"Große Gegenwartsnähe" attestierte die Jury beim Festakt im Frankfurter Römer den sechs für den Deutschen Buchpreis nominierten Romanen. Nun ist das ein elastischer Begriff, vor allem in der Literatur. Seltsam nur, dass zwar fünf Autoren, mit der Vorarlbergerin EvaSchmidt aber offenbar nur eine Autorin dieses Kriterium erfüllten.

Wie auch immer. Der mit 25.000 Euro dotierte Deutsche Buchpreis geht, durchaus verdient, an einen Autor, der seit Jahrzehnten die Literaturszene maßgeblich prägt.
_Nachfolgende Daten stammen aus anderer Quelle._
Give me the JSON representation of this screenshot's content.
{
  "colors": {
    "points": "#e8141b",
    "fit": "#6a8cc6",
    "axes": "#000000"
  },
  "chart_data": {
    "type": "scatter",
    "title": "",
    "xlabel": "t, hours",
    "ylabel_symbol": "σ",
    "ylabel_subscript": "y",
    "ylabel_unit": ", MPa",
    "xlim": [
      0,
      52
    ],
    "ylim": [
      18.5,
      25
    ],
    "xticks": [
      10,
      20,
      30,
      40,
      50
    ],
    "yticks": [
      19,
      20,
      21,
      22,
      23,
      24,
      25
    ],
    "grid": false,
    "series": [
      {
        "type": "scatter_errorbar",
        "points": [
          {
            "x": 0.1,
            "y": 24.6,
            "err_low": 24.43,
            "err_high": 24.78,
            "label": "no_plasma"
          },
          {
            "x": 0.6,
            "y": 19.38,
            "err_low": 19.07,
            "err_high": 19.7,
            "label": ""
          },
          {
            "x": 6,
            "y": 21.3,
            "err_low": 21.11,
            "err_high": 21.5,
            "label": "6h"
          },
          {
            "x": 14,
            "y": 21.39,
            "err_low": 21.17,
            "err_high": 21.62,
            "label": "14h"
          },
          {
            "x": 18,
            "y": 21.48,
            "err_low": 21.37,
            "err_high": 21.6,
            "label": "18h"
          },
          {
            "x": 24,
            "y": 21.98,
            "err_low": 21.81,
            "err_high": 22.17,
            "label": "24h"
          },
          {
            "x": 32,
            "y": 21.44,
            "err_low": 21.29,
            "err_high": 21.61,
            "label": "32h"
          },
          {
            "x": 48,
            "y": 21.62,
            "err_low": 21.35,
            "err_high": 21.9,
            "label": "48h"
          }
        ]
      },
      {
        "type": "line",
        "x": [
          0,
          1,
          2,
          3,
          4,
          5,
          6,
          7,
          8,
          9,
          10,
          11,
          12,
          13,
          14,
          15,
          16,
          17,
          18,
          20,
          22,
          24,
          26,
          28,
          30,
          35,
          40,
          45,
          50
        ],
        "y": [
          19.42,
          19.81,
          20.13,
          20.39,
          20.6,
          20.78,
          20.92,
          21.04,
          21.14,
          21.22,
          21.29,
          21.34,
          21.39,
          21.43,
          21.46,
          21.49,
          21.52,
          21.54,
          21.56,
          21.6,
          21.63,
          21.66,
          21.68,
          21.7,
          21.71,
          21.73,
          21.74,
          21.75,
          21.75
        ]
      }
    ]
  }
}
Bodo Kirchhoff (68) schuf nach Meinung der Expertenrunde mit seiner kleinen, subtilen Road Novel "Widerfahrnis" (Frankfurter Verlagsanstalt") den besten deutschsprachigen "Roman des Jahres". Der aus Hamburg stammende Autor lässt in seinem Buch einen Ruheständler mit der neuen Liebe in den italienischen Süden reisen, wo er mit der rauen Flüchtlingsrealität konfrontiert wird. Dies erschien manchen Kritikern als allzu konstruiert.

Nur Außenseiter

Und für Diskussionen dürfte auch die Tatsache sorgen, dass Kirchhoff sein Werk ausdrücklich als Novelle bezeichnet - und sich damit eigentlich klar von der Romanstruktur absetzt. Dennoch: "Widerfahrnis" zählt zweifellos zu den herausragenden Neuerscheinungen dieses Jahres, die Lektüre also lohnt sich in jedem Fall.

Ohnehin nur Außenseiter-Chancen wurden der Vorarlberger Autorin Eva Schmidt ("Ein langes Jahr") und dem oberösterreichischen Schriftsteller Reinhard Kaiser-Mühlecker ("Fremde Seele, dunkler Wald") eingeräumt. Ihnen bleibt, neben beträchtlich gestiegener Aufmerksamkeit, ein Trostpreis von jeweils 2500 Euro.